Ciò che rende così bello Final Fight è innanzitutto il modo in cui i nostri maneschi eroi picchiano i malcapitati avversari: tra “combo”, prese e mosse speciali c’è davvero una varietà di approcci che all’epoca risultava fresca e che per alcuni aspetti - come le super-mosse che consumano energia vitale - diventeranno di lì a poco veri e propri standard per questo tipo di videogiochi. Inoltre se i due Cody e Guy (si, si chiama “Tizio”) risultano essere i classici esperti di arti marziali tutti calci e pugni, il possente papino Haggar è invece un ex-wrestler capace di afferrare gli avversari e portarseli in giro per il livello, schiantandoli poi a terra con apposite e spettacolari mosse: una cosa che nel 1989 non si vedeva spesso in sala giochi.

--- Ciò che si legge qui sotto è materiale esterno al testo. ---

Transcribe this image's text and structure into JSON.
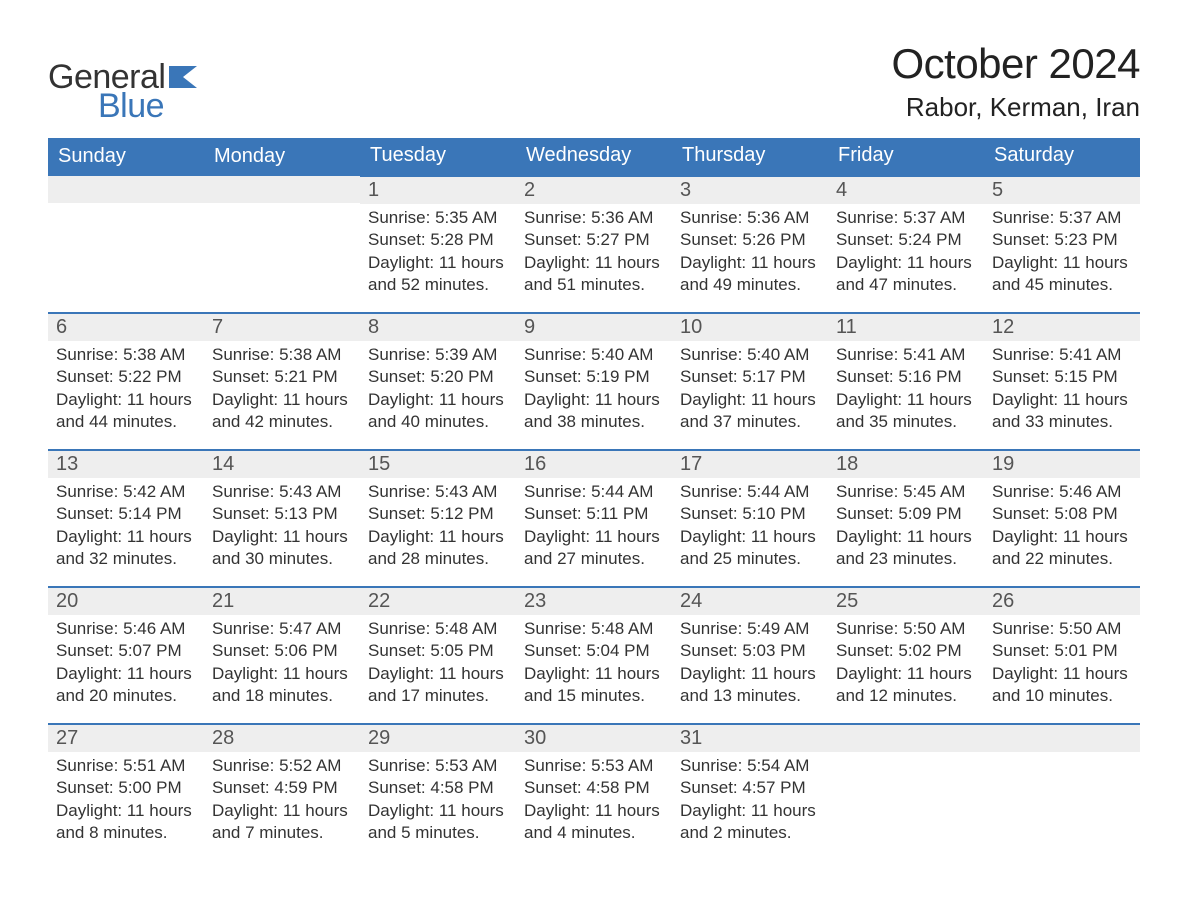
{
  "logo": {
    "text1": "General",
    "text2": "Blue",
    "flag_color": "#3a76b8"
  },
  "title": "October 2024",
  "location": "Rabor, Kerman, Iran",
  "day_headers": [
    "Sunday",
    "Monday",
    "Tuesday",
    "Wednesday",
    "Thursday",
    "Friday",
    "Saturday"
  ],
  "colors": {
    "header_bg": "#3a76b8",
    "header_text": "#ffffff",
    "daynum_bg": "#eeeeee",
    "daynum_text": "#555555",
    "body_text": "#333333",
    "border": "#3a76b8",
    "page_bg": "#ffffff"
  },
  "typography": {
    "title_fontsize": 42,
    "location_fontsize": 26,
    "header_fontsize": 20,
    "daynum_fontsize": 20,
    "body_fontsize": 17,
    "font_family": "Arial"
  },
  "weeks": [
    [
      null,
      null,
      {
        "n": "1",
        "sunrise": "Sunrise: 5:35 AM",
        "sunset": "Sunset: 5:28 PM",
        "dl1": "Daylight: 11 hours",
        "dl2": "and 52 minutes."
      },
      {
        "n": "2",
        "sunrise": "Sunrise: 5:36 AM",
        "sunset": "Sunset: 5:27 PM",
        "dl1": "Daylight: 11 hours",
        "dl2": "and 51 minutes."
      },
      {
        "n": "3",
        "sunrise": "Sunrise: 5:36 AM",
        "sunset": "Sunset: 5:26 PM",
        "dl1": "Daylight: 11 hours",
        "dl2": "and 49 minutes."
      },
      {
        "n": "4",
        "sunrise": "Sunrise: 5:37 AM",
        "sunset": "Sunset: 5:24 PM",
        "dl1": "Daylight: 11 hours",
        "dl2": "and 47 minutes."
      },
      {
        "n": "5",
        "sunrise": "Sunrise: 5:37 AM",
        "sunset": "Sunset: 5:23 PM",
        "dl1": "Daylight: 11 hours",
        "dl2": "and 45 minutes."
      }
    ],
    [
      {
        "n": "6",
        "sunrise": "Sunrise: 5:38 AM",
        "sunset": "Sunset: 5:22 PM",
        "dl1": "Daylight: 11 hours",
        "dl2": "and 44 minutes."
      },
      {
        "n": "7",
        "sunrise": "Sunrise: 5:38 AM",
        "sunset": "Sunset: 5:21 PM",
        "dl1": "Daylight: 11 hours",
        "dl2": "and 42 minutes."
      },
      {
        "n": "8",
        "sunrise": "Sunrise: 5:39 AM",
        "sunset": "Sunset: 5:20 PM",
        "dl1": "Daylight: 11 hours",
        "dl2": "and 40 minutes."
      },
      {
        "n": "9",
        "sunrise": "Sunrise: 5:40 AM",
        "sunset": "Sunset: 5:19 PM",
        "dl1": "Daylight: 11 hours",
        "dl2": "and 38 minutes."
      },
      {
        "n": "10",
        "sunrise": "Sunrise: 5:40 AM",
        "sunset": "Sunset: 5:17 PM",
        "dl1": "Daylight: 11 hours",
        "dl2": "and 37 minutes."
      },
      {
        "n": "11",
        "sunrise": "Sunrise: 5:41 AM",
        "sunset": "Sunset: 5:16 PM",
        "dl1": "Daylight: 11 hours",
        "dl2": "and 35 minutes."
      },
      {
        "n": "12",
        "sunrise": "Sunrise: 5:41 AM",
        "sunset": "Sunset: 5:15 PM",
        "dl1": "Daylight: 11 hours",
        "dl2": "and 33 minutes."
      }
    ],
    [
      {
        "n": "13",
        "sunrise": "Sunrise: 5:42 AM",
        "sunset": "Sunset: 5:14 PM",
        "dl1": "Daylight: 11 hours",
        "dl2": "and 32 minutes."
      },
      {
        "n": "14",
        "sunrise": "Sunrise: 5:43 AM",
        "sunset": "Sunset: 5:13 PM",
        "dl1": "Daylight: 11 hours",
        "dl2": "and 30 minutes."
      },
      {
        "n": "15",
        "sunrise": "Sunrise: 5:43 AM",
        "sunset": "Sunset: 5:12 PM",
        "dl1": "Daylight: 11 hours",
        "dl2": "and 28 minutes."
      },
      {
        "n": "16",
        "sunrise": "Sunrise: 5:44 AM",
        "sunset": "Sunset: 5:11 PM",
        "dl1": "Daylight: 11 hours",
        "dl2": "and 27 minutes."
      },
      {
        "n": "17",
        "sunrise": "Sunrise: 5:44 AM",
        "sunset": "Sunset: 5:10 PM",
        "dl1": "Daylight: 11 hours",
        "dl2": "and 25 minutes."
      },
      {
        "n": "18",
        "sunrise": "Sunrise: 5:45 AM",
        "sunset": "Sunset: 5:09 PM",
        "dl1": "Daylight: 11 hours",
        "dl2": "and 23 minutes."
      },
      {
        "n": "19",
        "sunrise": "Sunrise: 5:46 AM",
        "sunset": "Sunset: 5:08 PM",
        "dl1": "Daylight: 11 hours",
        "dl2": "and 22 minutes."
      }
    ],
    [
      {
        "n": "20",
        "sunrise": "Sunrise: 5:46 AM",
        "sunset": "Sunset: 5:07 PM",
        "dl1": "Daylight: 11 hours",
        "dl2": "and 20 minutes."
      },
      {
        "n": "21",
        "sunrise": "Sunrise: 5:47 AM",
        "sunset": "Sunset: 5:06 PM",
        "dl1": "Daylight: 11 hours",
        "dl2": "and 18 minutes."
      },
      {
        "n": "22",
        "sunrise": "Sunrise: 5:48 AM",
        "sunset": "Sunset: 5:05 PM",
        "dl1": "Daylight: 11 hours",
        "dl2": "and 17 minutes."
      },
      {
        "n": "23",
        "sunrise": "Sunrise: 5:48 AM",
        "sunset": "Sunset: 5:04 PM",
        "dl1": "Daylight: 11 hours",
        "dl2": "and 15 minutes."
      },
      {
        "n": "24",
        "sunrise": "Sunrise: 5:49 AM",
        "sunset": "Sunset: 5:03 PM",
        "dl1": "Daylight: 11 hours",
        "dl2": "and 13 minutes."
      },
      {
        "n": "25",
        "sunrise": "Sunrise: 5:50 AM",
        "sunset": "Sunset: 5:02 PM",
        "dl1": "Daylight: 11 hours",
        "dl2": "and 12 minutes."
      },
      {
        "n": "26",
        "sunrise": "Sunrise: 5:50 AM",
        "sunset": "Sunset: 5:01 PM",
        "dl1": "Daylight: 11 hours",
        "dl2": "and 10 minutes."
      }
    ],
    [
      {
        "n": "27",
        "sunrise": "Sunrise: 5:51 AM",
        "sunset": "Sunset: 5:00 PM",
        "dl1": "Daylight: 11 hours",
        "dl2": "and 8 minutes."
      },
      {
        "n": "28",
        "sunrise": "Sunrise: 5:52 AM",
        "sunset": "Sunset: 4:59 PM",
        "dl1": "Daylight: 11 hours",
        "dl2": "and 7 minutes."
      },
      {
        "n": "29",
        "sunrise": "Sunrise: 5:53 AM",
        "sunset": "Sunset: 4:58 PM",
        "dl1": "Daylight: 11 hours",
        "dl2": "and 5 minutes."
      },
      {
        "n": "30",
        "sunrise": "Sunrise: 5:53 AM",
        "sunset": "Sunset: 4:58 PM",
        "dl1": "Daylight: 11 hours",
        "dl2": "and 4 minutes."
      },
      {
        "n": "31",
        "sunrise": "Sunrise: 5:54 AM",
        "sunset": "Sunset: 4:57 PM",
        "dl1": "Daylight: 11 hours",
        "dl2": "and 2 minutes."
      },
      null,
      null
    ]
  ]
}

DALLE SALE GIOCHI ALL'OBLIO - Final Fight è anche un gioco largamente approcciabile e “onesto”, specialmente se giocato in coppia con un amico: il tasso di difficoltà è elevato ma comunque mai iniquo e con un po’ di pratica è effettivamente possibile arrivare alla fine con una singola partita, senza usufruire dei “continue”. A condire il tutto troviamo inoltre una grafica impressionante per l’epoca e basata su una palette di colori assolutamente caratteristica, nonché una colonna sonora meno “schitarrosa” rispetto a quella di Double Dragon ma non meno incisiva.
Oltre all’enorme successo in sala giochi, Final Fight ha una lunga vita su console, venendo ad esempio scelto da Capcom come gioco di lancio per il Super Nintendo e andando inoltre a impreziosire la snella lineup del Mega CD per Mega Drive (mentre è meglio non citare le deludenti versioni per i vari personal computer). Sempre su SNES arriva in esclusiva Final Fight 2, un seguito decisamente deludente che non riesce a evolvere bene la formula del gioco originale.
Da allora arrivano alcuni nuovi capitoli che è meglio dimenticare come il ridondante Final Fight 3 (sempre esclusivo al Super Nintendo), il pessimo Final Fight Revenge (2000, per sale giochi e Sega Saturn) e il trascurabile Final Fight: Streetwise del 2006 per PlayStation 2 e Xbox, ultimo episodio della saga finora pubblicato. I singoli personaggi hanno maggior fortuna: Haggar trova spazio nei bei giochi di wrestling della serie Saturday Night Slam Masters e partecipa anche al caotico Marvel VS Capcom 3 mentre Guy, Cody e alcuni “cattivi” come Rolento, Poison e Sodom diventano lottatori più o meno regolari in alcuni capitoli di Street Fighter a partire da Street Fighter Alpha del 1995.
Considerando che solo qualche settimana fa SEGA è riuscita a resuscitare con successo la sua bella saga di Streets of Rage col bel quarto capitolo non resta che sperare che Capcom faccia prima o poi lo stesso con Final Fight, regalandoci così il seguito di qualità che in effetti non abbiamo mai avuto.